Bettors like the road favorites so much that our 3 biggest losses and 3 biggest wins on games this year have all involved home dogs. Green Bay at Chicago in week 4, Kansas City at Oakland in week 7 and Miami at San Diego in week 8 (all Monday Night football games) were our three worst games of the year. The Packers/Bears game was so bad for the industry that at least one publicly traded sportsbook had to issue a notice to stockholders! On the flip side, Tampa Bay at Jacksonville on Sunday Night and Tennessee at the NY Jets on Monday Night in week 13 were our two biggest wins of the year. The other big home dog win for us was Oakland at Detroit in week 9 (that game was the official nail in the coffin for the Raiders this year I think).
Now for the ultimate question: why do bettors love road favorites so much? I think it is simply a case of not taking home field advantage into consideration enough. Lets look at the week 7 Kansas City-Oakland game, which was our worst game this year. The bulk of the action came with Kansas City –4.5. The same two teams played in Kansas City in week 12 and the spread was Kansas City –11, and we took only a little more Chiefs action than we did on the Raiders. When you consider that the average home team has a 2.93-point advantage (lets call it 3, which is typically what bookmakers give the home side) over the road team based on statistics for 1998-2003, the Chiefs –4.5 in Oakland would be –7.5 on a neutral field and would be –10.5 in Kansas City, pretty darned close to the –11 line bettors didn't like nearly as much.
This may be a bad example because bettors were right to play on Kansas City in Oakland and right to shy away from them ATS in the rematch, but the fact that the two lines were about the same serves to illustrate why many bettors don't like the home dog. My advice is simple, if you are going to play a road favorite, ask yourself if you would make that play with the city reversed and a spread 6-points higher. If yes, you have a good play, if not, you may want to give it a second look.

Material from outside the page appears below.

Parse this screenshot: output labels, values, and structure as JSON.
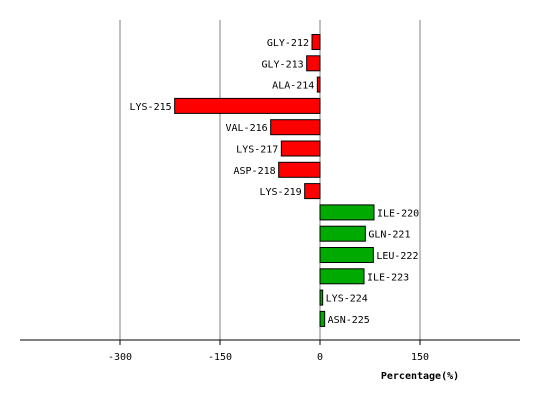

I want to make one last point on home dogs and I will let you get back to the chaos of the last week before Christmas. It is these games that are often referred to as “traps”by players after the home dog wins or covers. There is no such thing as a trap. We simply put out the line we feel is right (we hope to balance action but that isn't always possible) and in many cases, the perceived low line on the road favorite makes it attractive and one of two things happens: a) Kansas City beats Oakland and bettors make fun of how silly bookmakers are, or b) Jacksonville beats Tampa Bay and bettors call it a trap. Therein lies the true power of the home dog!